Pero Elena no hacía caso a Ana Isabel y trabajaba duramente para darle a su hijo todo lo necesario. Ahorraba en todo para pagarle los estudios, la boda, y se negaba todo a sí misma. La pensión alimenticia de Iván era muy escasa.

Antonio creció, estudió bien, en el instituto tuvo profesores particulares para prepararse para la universidad. Elena le contagió su pasión por la profesión, y cuando terminó los estudios, ya sabía que su madre había hablado en su instituto para que le contrataran.

— Justo cuando yo me jubile, tú entrarás como joven titulado. Convencí al director. Conoce a nuestra familia desde hace tiempo y prometió cogerte… —se alegraba Elena.

Antonio volvió a casa y enseguida empezó a trabajar en el instituto de proyectos donde su madre había trabajado tantos años.

— ¡Haré todo lo posible para no decepcionarte! —la abrazó—. Pronto descansarás… ¡Relevo generacional!

Al año, Elena se jubiló, justo cuando cumplió cincuenta y cinco años, y para entonces Antonio había encontrado novia: Ana. Era una rubia de formas generosas y piernas largas. Antonio estaba locamente enamorado, y la pareja se preparaba para la boda.

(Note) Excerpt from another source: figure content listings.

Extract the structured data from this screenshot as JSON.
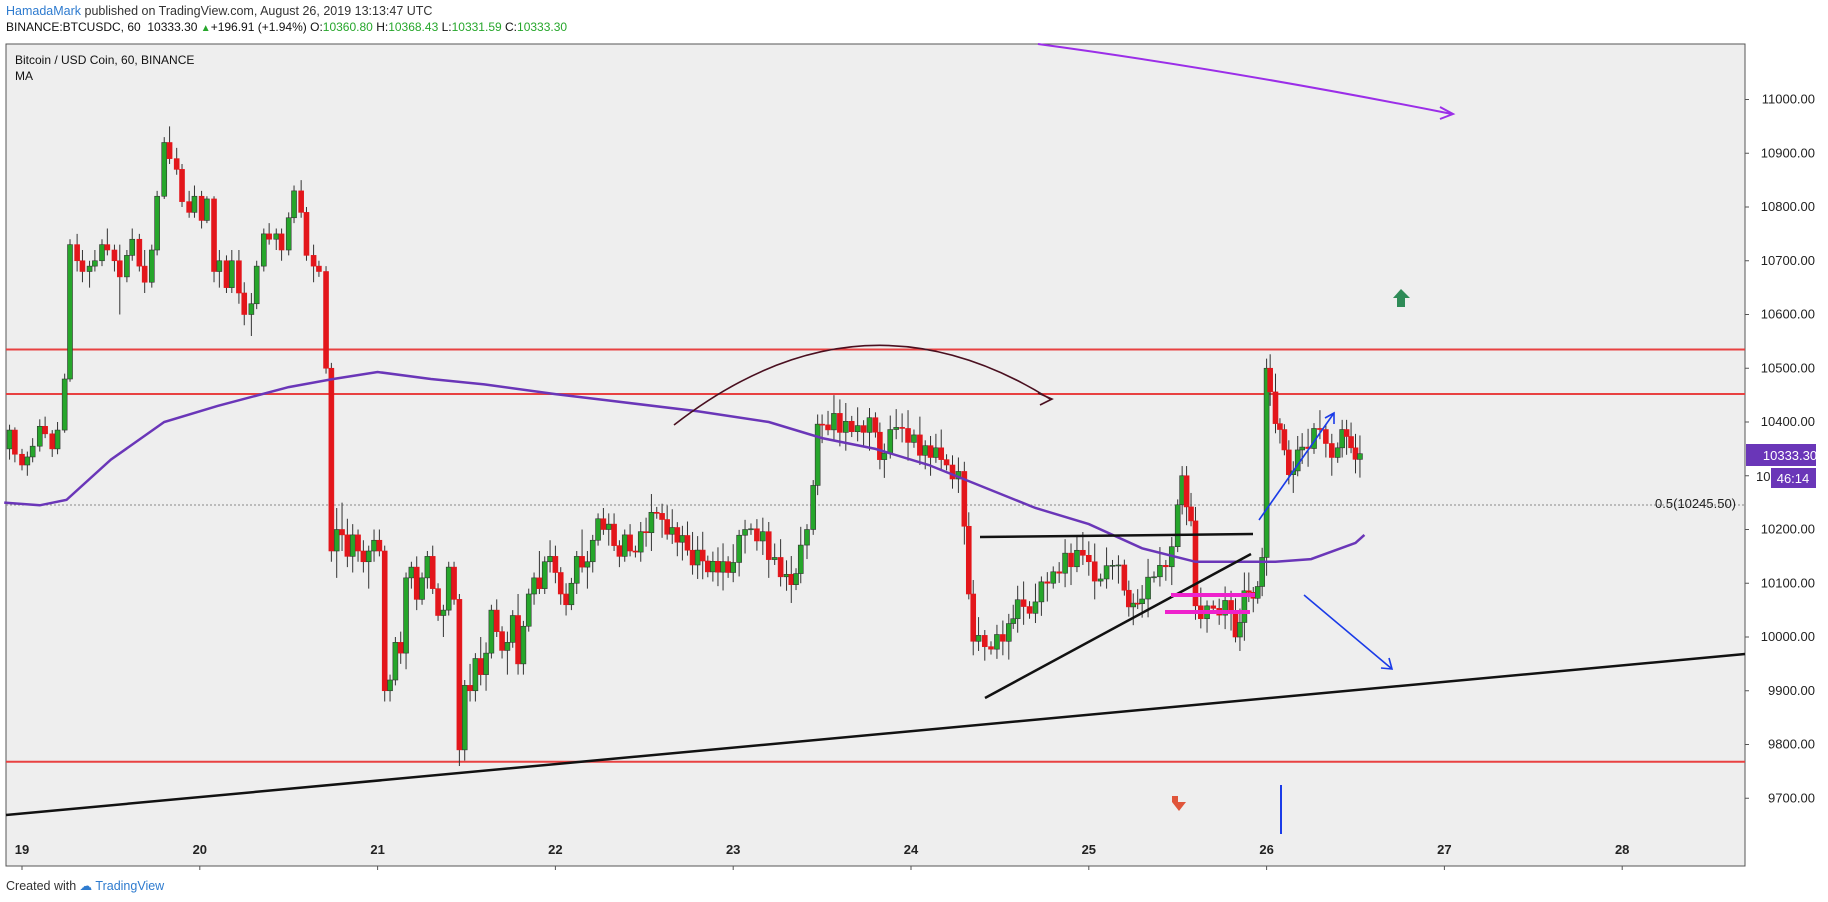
{
  "header": {
    "author": "HamadaMark",
    "published_text": "published on TradingView.com, August 26, 2019 13:13:47 UTC",
    "symbol_text": "BINANCE:BTCUSDC, 60",
    "last_price": "10333.30",
    "change_text": "+196.91 (+1.94%)",
    "o_label": "O:",
    "o_value": "10360.80",
    "h_label": "H:",
    "h_value": "10368.43",
    "l_label": "L:",
    "l_value": "10331.59",
    "c_label": "C:",
    "c_value": "10333.30"
  },
  "legend": {
    "title": "Bitcoin / USD Coin, 60, BINANCE",
    "indicator": "MA"
  },
  "price_tag": {
    "value": "10333.30",
    "timer": "46:14",
    "partial_tick": "10"
  },
  "fib_label": "0.5(10245.50)",
  "footer": {
    "created_with": "Created with",
    "brand": "TradingView"
  },
  "colors": {
    "up": "#26a62b",
    "down": "#e3161b",
    "ma": "#6a36b8",
    "level": "#e84141",
    "tag": "#6a36b8"
  },
  "chart_data": {
    "type": "candlestick",
    "title": "Bitcoin / USD Coin, 60, BINANCE",
    "ylim": [
      9630,
      11100
    ],
    "y_ticks": [
      11000,
      10900,
      10800,
      10700,
      10600,
      10500,
      10400,
      10300,
      10200,
      10100,
      10000,
      9900,
      9800,
      9700
    ],
    "x_ticks": [
      "19",
      "20",
      "21",
      "22",
      "23",
      "24",
      "25",
      "26",
      "27",
      "28"
    ],
    "x_range": [
      18.9,
      28.65
    ],
    "horizontal_levels": [
      10535,
      10452,
      9768
    ],
    "fib_level": 10245.5,
    "ma_points": [
      [
        18.9,
        10250
      ],
      [
        19.1,
        10245
      ],
      [
        19.25,
        10255
      ],
      [
        19.5,
        10330
      ],
      [
        19.8,
        10400
      ],
      [
        20.1,
        10430
      ],
      [
        20.5,
        10465
      ],
      [
        20.75,
        10480
      ],
      [
        21.0,
        10493
      ],
      [
        21.3,
        10480
      ],
      [
        21.6,
        10470
      ],
      [
        22.0,
        10452
      ],
      [
        22.3,
        10440
      ],
      [
        22.8,
        10420
      ],
      [
        23.2,
        10400
      ],
      [
        23.5,
        10370
      ],
      [
        23.8,
        10350
      ],
      [
        24.1,
        10320
      ],
      [
        24.4,
        10280
      ],
      [
        24.7,
        10240
      ],
      [
        25.0,
        10210
      ],
      [
        25.3,
        10165
      ],
      [
        25.6,
        10140
      ],
      [
        25.9,
        10140
      ],
      [
        26.05,
        10140
      ],
      [
        26.25,
        10145
      ],
      [
        26.5,
        10175
      ],
      [
        26.55,
        10190
      ]
    ],
    "candles": [
      [
        18.93,
        10350,
        10395,
        10330,
        10385
      ],
      [
        18.96,
        10385,
        10390,
        10325,
        10340
      ],
      [
        19.0,
        10340,
        10350,
        10310,
        10320
      ],
      [
        19.03,
        10320,
        10345,
        10300,
        10335
      ],
      [
        19.06,
        10335,
        10370,
        10325,
        10355
      ],
      [
        19.1,
        10355,
        10405,
        10345,
        10392
      ],
      [
        19.13,
        10392,
        10410,
        10370,
        10378
      ],
      [
        19.17,
        10378,
        10385,
        10335,
        10350
      ],
      [
        19.2,
        10350,
        10400,
        10340,
        10385
      ],
      [
        19.24,
        10385,
        10490,
        10380,
        10480
      ],
      [
        19.27,
        10480,
        10740,
        10475,
        10730
      ],
      [
        19.31,
        10730,
        10750,
        10680,
        10700
      ],
      [
        19.34,
        10700,
        10720,
        10660,
        10680
      ],
      [
        19.38,
        10680,
        10700,
        10650,
        10690
      ],
      [
        19.41,
        10690,
        10720,
        10680,
        10700
      ],
      [
        19.45,
        10700,
        10740,
        10690,
        10730
      ],
      [
        19.48,
        10730,
        10760,
        10710,
        10720
      ],
      [
        19.52,
        10720,
        10730,
        10680,
        10700
      ],
      [
        19.55,
        10700,
        10730,
        10600,
        10670
      ],
      [
        19.59,
        10670,
        10720,
        10660,
        10710
      ],
      [
        19.62,
        10710,
        10760,
        10700,
        10740
      ],
      [
        19.66,
        10740,
        10750,
        10680,
        10690
      ],
      [
        19.69,
        10690,
        10720,
        10640,
        10660
      ],
      [
        19.73,
        10660,
        10730,
        10650,
        10720
      ],
      [
        19.76,
        10720,
        10830,
        10710,
        10820
      ],
      [
        19.8,
        10820,
        10930,
        10815,
        10920
      ],
      [
        19.83,
        10920,
        10950,
        10880,
        10890
      ],
      [
        19.87,
        10890,
        10910,
        10860,
        10870
      ],
      [
        19.9,
        10870,
        10880,
        10800,
        10810
      ],
      [
        19.94,
        10810,
        10830,
        10780,
        10790
      ],
      [
        19.97,
        10790,
        10840,
        10780,
        10820
      ],
      [
        20.01,
        10820,
        10830,
        10760,
        10775
      ],
      [
        20.04,
        10775,
        10820,
        10770,
        10815
      ],
      [
        20.08,
        10815,
        10820,
        10660,
        10680
      ],
      [
        20.11,
        10680,
        10720,
        10650,
        10700
      ],
      [
        20.15,
        10700,
        10710,
        10640,
        10650
      ],
      [
        20.18,
        10650,
        10720,
        10640,
        10700
      ],
      [
        20.22,
        10700,
        10720,
        10620,
        10640
      ],
      [
        20.25,
        10640,
        10660,
        10580,
        10600
      ],
      [
        20.29,
        10600,
        10640,
        10560,
        10620
      ],
      [
        20.32,
        10620,
        10700,
        10610,
        10690
      ],
      [
        20.36,
        10690,
        10760,
        10680,
        10750
      ],
      [
        20.39,
        10750,
        10770,
        10730,
        10740
      ],
      [
        20.43,
        10740,
        10760,
        10720,
        10750
      ],
      [
        20.46,
        10750,
        10760,
        10700,
        10720
      ],
      [
        20.5,
        10720,
        10790,
        10710,
        10780
      ],
      [
        20.53,
        10780,
        10840,
        10770,
        10830
      ],
      [
        20.57,
        10830,
        10850,
        10780,
        10790
      ],
      [
        20.6,
        10790,
        10800,
        10700,
        10710
      ],
      [
        20.64,
        10710,
        10730,
        10660,
        10690
      ],
      [
        20.67,
        10690,
        10700,
        10670,
        10680
      ],
      [
        20.71,
        10680,
        10690,
        10490,
        10500
      ],
      [
        20.74,
        10500,
        10510,
        10140,
        10160
      ],
      [
        20.77,
        10160,
        10240,
        10110,
        10200
      ],
      [
        20.8,
        10200,
        10250,
        10160,
        10190
      ],
      [
        20.83,
        10190,
        10220,
        10130,
        10150
      ],
      [
        20.86,
        10150,
        10210,
        10120,
        10190
      ],
      [
        20.89,
        10190,
        10200,
        10140,
        10160
      ],
      [
        20.92,
        10160,
        10180,
        10120,
        10140
      ],
      [
        20.95,
        10140,
        10170,
        10090,
        10160
      ],
      [
        20.98,
        10160,
        10200,
        10140,
        10180
      ],
      [
        21.01,
        10180,
        10200,
        10150,
        10160
      ],
      [
        21.04,
        10160,
        10170,
        9880,
        9900
      ],
      [
        21.07,
        9900,
        9930,
        9880,
        9920
      ],
      [
        21.1,
        9920,
        10000,
        9910,
        9990
      ],
      [
        21.13,
        9990,
        10010,
        9950,
        9970
      ],
      [
        21.16,
        9970,
        10120,
        9940,
        10110
      ],
      [
        21.19,
        10110,
        10140,
        10090,
        10130
      ],
      [
        21.22,
        10130,
        10150,
        10050,
        10070
      ],
      [
        21.25,
        10070,
        10120,
        10060,
        10110
      ],
      [
        21.28,
        10110,
        10160,
        10090,
        10150
      ],
      [
        21.31,
        10150,
        10170,
        10080,
        10090
      ],
      [
        21.34,
        10090,
        10100,
        10030,
        10040
      ],
      [
        21.37,
        10040,
        10060,
        10000,
        10050
      ],
      [
        21.4,
        10050,
        10140,
        10040,
        10130
      ],
      [
        21.43,
        10130,
        10140,
        10060,
        10070
      ],
      [
        21.46,
        10070,
        10080,
        9760,
        9790
      ],
      [
        21.49,
        9790,
        9920,
        9770,
        9910
      ],
      [
        21.52,
        9910,
        9950,
        9880,
        9900
      ],
      [
        21.55,
        9900,
        9970,
        9880,
        9960
      ],
      [
        21.58,
        9960,
        10000,
        9910,
        9930
      ],
      [
        21.61,
        9930,
        9990,
        9900,
        9970
      ],
      [
        21.64,
        9970,
        10060,
        9960,
        10050
      ],
      [
        21.67,
        10050,
        10070,
        10000,
        10010
      ],
      [
        21.7,
        10010,
        10020,
        9960,
        9975
      ],
      [
        21.73,
        9975,
        10010,
        9930,
        9990
      ],
      [
        21.76,
        9990,
        10050,
        9980,
        10040
      ],
      [
        21.79,
        10040,
        10080,
        9930,
        9950
      ],
      [
        21.82,
        9950,
        10030,
        9930,
        10020
      ],
      [
        21.85,
        10020,
        10090,
        10010,
        10080
      ],
      [
        21.88,
        10080,
        10120,
        10060,
        10110
      ],
      [
        21.91,
        10110,
        10160,
        10080,
        10090
      ],
      [
        21.94,
        10090,
        10150,
        10080,
        10140
      ],
      [
        21.97,
        10140,
        10180,
        10120,
        10150
      ],
      [
        22.0,
        10150,
        10170,
        10100,
        10120
      ],
      [
        22.03,
        10120,
        10130,
        10060,
        10080
      ],
      [
        22.06,
        10080,
        10100,
        10040,
        10060
      ],
      [
        22.09,
        10060,
        10110,
        10050,
        10100
      ],
      [
        22.12,
        10100,
        10160,
        10080,
        10150
      ],
      [
        22.15,
        10150,
        10200,
        10120,
        10130
      ],
      [
        22.18,
        10130,
        10160,
        10090,
        10140
      ],
      [
        22.21,
        10140,
        10190,
        10120,
        10180
      ],
      [
        22.24,
        10180,
        10230,
        10170,
        10220
      ],
      [
        22.27,
        10220,
        10240,
        10190,
        10200
      ],
      [
        22.3,
        10200,
        10230,
        10170,
        10210
      ],
      [
        22.33,
        10210,
        10230,
        10160,
        10170
      ],
      [
        22.36,
        10170,
        10180,
        10130,
        10150
      ],
      [
        22.39,
        10150,
        10200,
        10140,
        10190
      ],
      [
        22.42,
        10190,
        10210,
        10150,
        10160
      ]
    ]
  }
}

Elena se alegraba por su hijo. Solo la entristecía el declive de su madre. Ana Isabel había cumplido ya ochenta años, y a menudo la ambulancia paraba junto a la puerta de su casa. Elena vivía a ratos con su madre, durante sus peores días, y a ratos volvía a su casa, pero la visitaba a diario, le llevaba comida, le compraba medicinas, y su madre le preguntaba por los jóvenes, por el tiempo y por la salud de Elena.

— Me iré pronto, hija —decía Ana Isabel—, pero me duele el alma por ti. No por Antonio, que él no está solo, tiene mujer. Son jóvenes, sanos, fuertes. Pero tú te has pasado la vida criando a Antonio, tirando de él, enseñándole, ahorrando para su boda, y hasta le dimos dinero para el coche entre las dos. Todo para él. Tú ni te volviste a casar ni fuiste a la playa, al sur… Me das pena. Y yo llevo ya dos años enferma, otra vez a tu cargo.

— Madre, no me arrepiento de nada… Antonio es la luz de mi ventana… —empezó Elena.

— Precisamente, la luz de la ventana, pero no debería ser así. Le has malcriado… Ya ha pasado medio año desde la boda, y no han venido a verme ni una vez. Saben que estoy enferma, al borde de la tumba… Quizá no nos volvamos a ver… Y a ti tampoco te visitan. ¿Es eso correcto? —se preocupaba la abuela Ana.

— Madre, están en la luna de miel. No tienen tiempo para nosotras. Además, trabajan… —Elena defendía a su hijo y a su nuera.

— No —negó con la cabeza Ana Isabel—, no digas eso. Una madre es una madre. Y todo lo que hiciste por él… No se puede olvidar. Ni en la pena ni en la alegría… Al final, le has malcriado.

Elena calló. Luego llamó a Antonio y le pidió que fuera a ver a su abuela, porque se encontraba mal.

Antonio fue con su mujer, estuvieron media hora con Ana Isabel, tomaron un té y se fueron rápido a su casa. Vivían con los padres de Ana, en una casa unifamiliar.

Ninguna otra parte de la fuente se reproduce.